Your SQL procedures can contain CALL statements to call other SQL procedures. This feature, called nested stored procedures, enables you to reuse existing SQL procedures and design more complex applications.
To call a target SQL procedure from within a caller SQL procedure, simply include a CALL statement with the appropriate number and types of parameters in your caller. If the target returns OUT parameters, the caller can use the returned values in its own statements.

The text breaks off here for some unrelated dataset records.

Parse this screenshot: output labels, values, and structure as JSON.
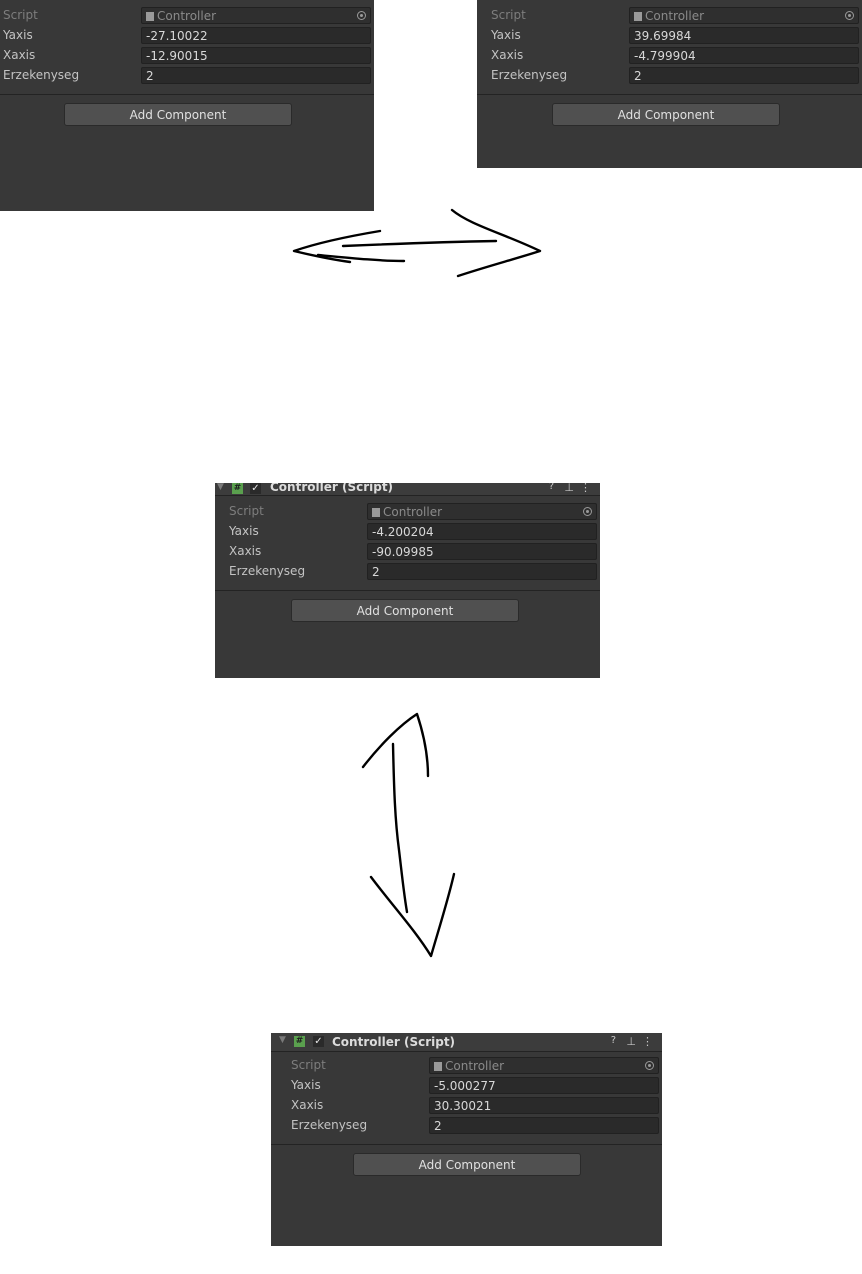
{
  "panels": [
    {
      "rows": [
        {
          "label": "Script",
          "value": "Controller"
        },
        {
          "label": "Yaxis",
          "value": "-27.10022"
        },
        {
          "label": "Xaxis",
          "value": "-12.90015"
        },
        {
          "label": "Erzekenyseg",
          "value": "2"
        }
      ],
      "add_component": "Add Component"
    },
    {
      "rows": [
        {
          "label": "Script",
          "value": "Controller"
        },
        {
          "label": "Yaxis",
          "value": "39.69984"
        },
        {
          "label": "Xaxis",
          "value": "-4.799904"
        },
        {
          "label": "Erzekenyseg",
          "value": "2"
        }
      ],
      "add_component": "Add Component"
    },
    {
      "header": {
        "title": "Controller (Script)",
        "hash_icon": "#",
        "check_icon": "✓",
        "help_icon": "?",
        "preset_icon": "⊥",
        "more_icon": "⋮"
      },
      "rows": [
        {
          "label": "Script",
          "value": "Controller"
        },
        {
          "label": "Yaxis",
          "value": "-4.200204"
        },
        {
          "label": "Xaxis",
          "value": "-90.09985"
        },
        {
          "label": "Erzekenyseg",
          "value": "2"
        }
      ],
      "add_component": "Add Component"
    },
    {
      "header": {
        "title": "Controller (Script)",
        "hash_icon": "#",
        "check_icon": "✓",
        "help_icon": "?",
        "preset_icon": "⊥",
        "more_icon": "⋮"
      },
      "rows": [
        {
          "label": "Script",
          "value": "Controller"
        },
        {
          "label": "Yaxis",
          "value": "-5.000277"
        },
        {
          "label": "Xaxis",
          "value": "30.30021"
        },
        {
          "label": "Erzekenyseg",
          "value": "2"
        }
      ],
      "add_component": "Add Component"
    }
  ],
  "drawings": [
    "horizontal-double-arrow",
    "vertical-double-arrow"
  ]
}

For example, you can create an SQL procedure that calls a target SQL procedure with the name "SALES_TARGET" and that accepts a single OUT parameter of type INTEGER with the following SQL:
CREATE PROCEDURE NEST_SALES(OUT budget DECIMAL(11,2)) LANGUAGE SQL BEGIN DECLARE total INTEGER DEFAULT 0; SET total = 6; CALL SALES_TARGET(total); SET budget = total * 10000; END
If a target SQL procedure returns result sets, either the caller or the client application receives the result sets, depending on the DECLARE CURSOR statements issued by the target SQL procedure. For each DECLARE CURSOR statement in the target that includes the WITH RETURN TO CLIENT clause, the caller does not receive the result set. For WITH RETURN TO CLIENT cursors, the result set is returned directly to the client application.
For more information on returning result sets from nested SQL procedures, see Returning Result Sets to Caller or Client.
Keep the following restrictions in mind when designing your application architecture:
An SQL procedure created with the NO SQL clause cannot issue a CALL statement.